Maarten Paes Bawa Ajax Amsterdam Lolos ke Conference League

Sedang Trending 1 jam yang lalu

Kiper Maarten Paes tampil gemilang membawa Ajax Amsterdam mengamankan tiket ke Conference League setelah mengalahkan FC Utrecht lewat adu penalti dengan skor 4-3 di Stadion Kras, Volendam, pada Minggu, 24 Mei 2026.

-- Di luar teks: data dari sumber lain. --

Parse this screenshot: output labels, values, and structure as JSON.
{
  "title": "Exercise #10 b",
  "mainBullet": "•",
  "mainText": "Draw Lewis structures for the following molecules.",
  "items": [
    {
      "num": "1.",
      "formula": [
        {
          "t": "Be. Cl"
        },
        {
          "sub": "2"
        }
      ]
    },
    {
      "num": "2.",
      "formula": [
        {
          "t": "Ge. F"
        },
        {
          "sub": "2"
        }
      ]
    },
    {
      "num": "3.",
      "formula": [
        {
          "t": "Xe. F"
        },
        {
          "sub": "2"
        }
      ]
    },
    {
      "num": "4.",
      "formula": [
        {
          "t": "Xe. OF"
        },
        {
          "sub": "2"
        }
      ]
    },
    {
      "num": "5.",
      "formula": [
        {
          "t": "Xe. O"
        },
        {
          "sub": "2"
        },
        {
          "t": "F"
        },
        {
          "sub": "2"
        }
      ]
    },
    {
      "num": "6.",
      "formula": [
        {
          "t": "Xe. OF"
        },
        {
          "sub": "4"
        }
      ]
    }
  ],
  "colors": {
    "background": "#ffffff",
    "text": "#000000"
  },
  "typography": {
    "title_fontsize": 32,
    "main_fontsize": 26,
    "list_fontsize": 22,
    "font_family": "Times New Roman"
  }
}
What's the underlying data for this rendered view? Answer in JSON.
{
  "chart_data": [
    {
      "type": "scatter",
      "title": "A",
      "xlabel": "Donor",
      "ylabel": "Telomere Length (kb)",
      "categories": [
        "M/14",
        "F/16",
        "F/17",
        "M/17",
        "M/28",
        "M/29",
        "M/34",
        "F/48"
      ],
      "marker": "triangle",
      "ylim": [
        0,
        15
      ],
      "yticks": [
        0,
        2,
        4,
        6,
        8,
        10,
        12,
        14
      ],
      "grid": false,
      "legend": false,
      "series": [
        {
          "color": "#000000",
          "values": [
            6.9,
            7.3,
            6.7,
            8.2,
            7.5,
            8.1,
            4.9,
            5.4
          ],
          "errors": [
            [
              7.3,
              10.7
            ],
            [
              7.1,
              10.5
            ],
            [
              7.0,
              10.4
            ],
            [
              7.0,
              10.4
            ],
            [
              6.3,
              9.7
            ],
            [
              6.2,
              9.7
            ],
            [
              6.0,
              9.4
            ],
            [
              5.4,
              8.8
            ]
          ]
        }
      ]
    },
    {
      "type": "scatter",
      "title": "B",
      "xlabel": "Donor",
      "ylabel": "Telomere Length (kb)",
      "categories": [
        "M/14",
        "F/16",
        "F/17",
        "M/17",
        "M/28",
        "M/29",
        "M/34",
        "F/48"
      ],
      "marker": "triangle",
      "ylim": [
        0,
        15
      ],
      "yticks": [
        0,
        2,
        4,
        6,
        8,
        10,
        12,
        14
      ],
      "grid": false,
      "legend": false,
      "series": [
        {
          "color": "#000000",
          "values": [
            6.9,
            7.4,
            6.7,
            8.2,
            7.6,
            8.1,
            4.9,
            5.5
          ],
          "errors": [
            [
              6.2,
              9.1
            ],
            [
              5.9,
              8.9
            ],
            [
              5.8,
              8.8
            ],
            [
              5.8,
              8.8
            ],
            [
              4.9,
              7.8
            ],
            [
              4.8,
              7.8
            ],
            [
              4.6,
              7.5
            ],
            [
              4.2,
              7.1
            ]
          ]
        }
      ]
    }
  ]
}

Pertandingan final play-off Eredivisie ini harus ditentukan lewat babak tos-tosan setelah kedua tim bermain imbang 1-1 hingga babak perpanjangan waktu 120 menit berakhir, demikian dilansir dari CNN Indonesia.

Utrecht langsung menekan sejak menit awal melalui sundulan Sieber Horemans dan tendangan menyusur tanah Souffian El Karouani, namun semua peluang emas tersebut berhasil digagalkan oleh penyelamatan krusial Maarten Paes.

Ajax berbalik mengancam lewat Steven Berghuis dan Aaron Bouwman pada babak pertama, serta sepakan Jorthy Mokio yang membentur mistar gawang pada babak kedua, tetapi skor kacamata bertahan hingga 90 menit.

Kebuntuan pecah pada menit ke-96 babak tambahan pertama ketika tembakan Davy Klaassen memanfaatkan kemelut di depan gawang membawa skuad asuhan Oscar Garcia unggul 1-0.

Mika Godts nyaris menggandakan keunggulan Ajax pada menit ke-104, namun tendangannya menerjang mistar sebelum akhirnya Utrecht menyamakan skor menjadi 1-1 lewat sepakan kencang Gjivai Zechiel pada menit ke-107.

Pada babak adu penalti, Maarten Paes menjadi pahlawan dengan mementahkan tendangan dua eksekutor Utrecht, yakni Sebastien Haller dan Souffiane El Karouani, sementara empat algojo Ajax sukses menjalankan tugasnya.

Di sisi lain, jalannya pertandingan pada babak pertama sempat mendapat kritik tajam dari analist ESPN, Kenneth Perez, yang menilai kualitas permainan kedua tim sangat mengecewakan akibat kondisi bola bertipe pantul.

"Ze zeggen weleens dat finales geen goede wedstrijden zijn: dat klopt", ujar Kenneth Perez, Analis ESPN.

Mantan pesepak bola tersebut menilai tidak ada pergerakan pemain yang kreatif tanpa bola dan permainan Ajax hanya sedikit lebih baik daripada Utrecht.

"Utrecht heeft ook he-le-maal niets laten zien. Er is helemaal niemand die iets zonder bal doet… Het is allemaal in de bal. Ajax is iets beter", kata Kenneth Perez.

Perez mencurigai kualitas bola pertandingan yang dinilai terlalu memantul sehingga menyulitkan para pemain untuk mengontrol permainan.

"Jij weet zeker dat dit niet een andere bal is dan normaal? Dit is een stuiterbal. Dit is een dramatische bal om mee te voetballen! Als je trapt, stuitert hij zo naar de volgende", tutur Kenneth Perez.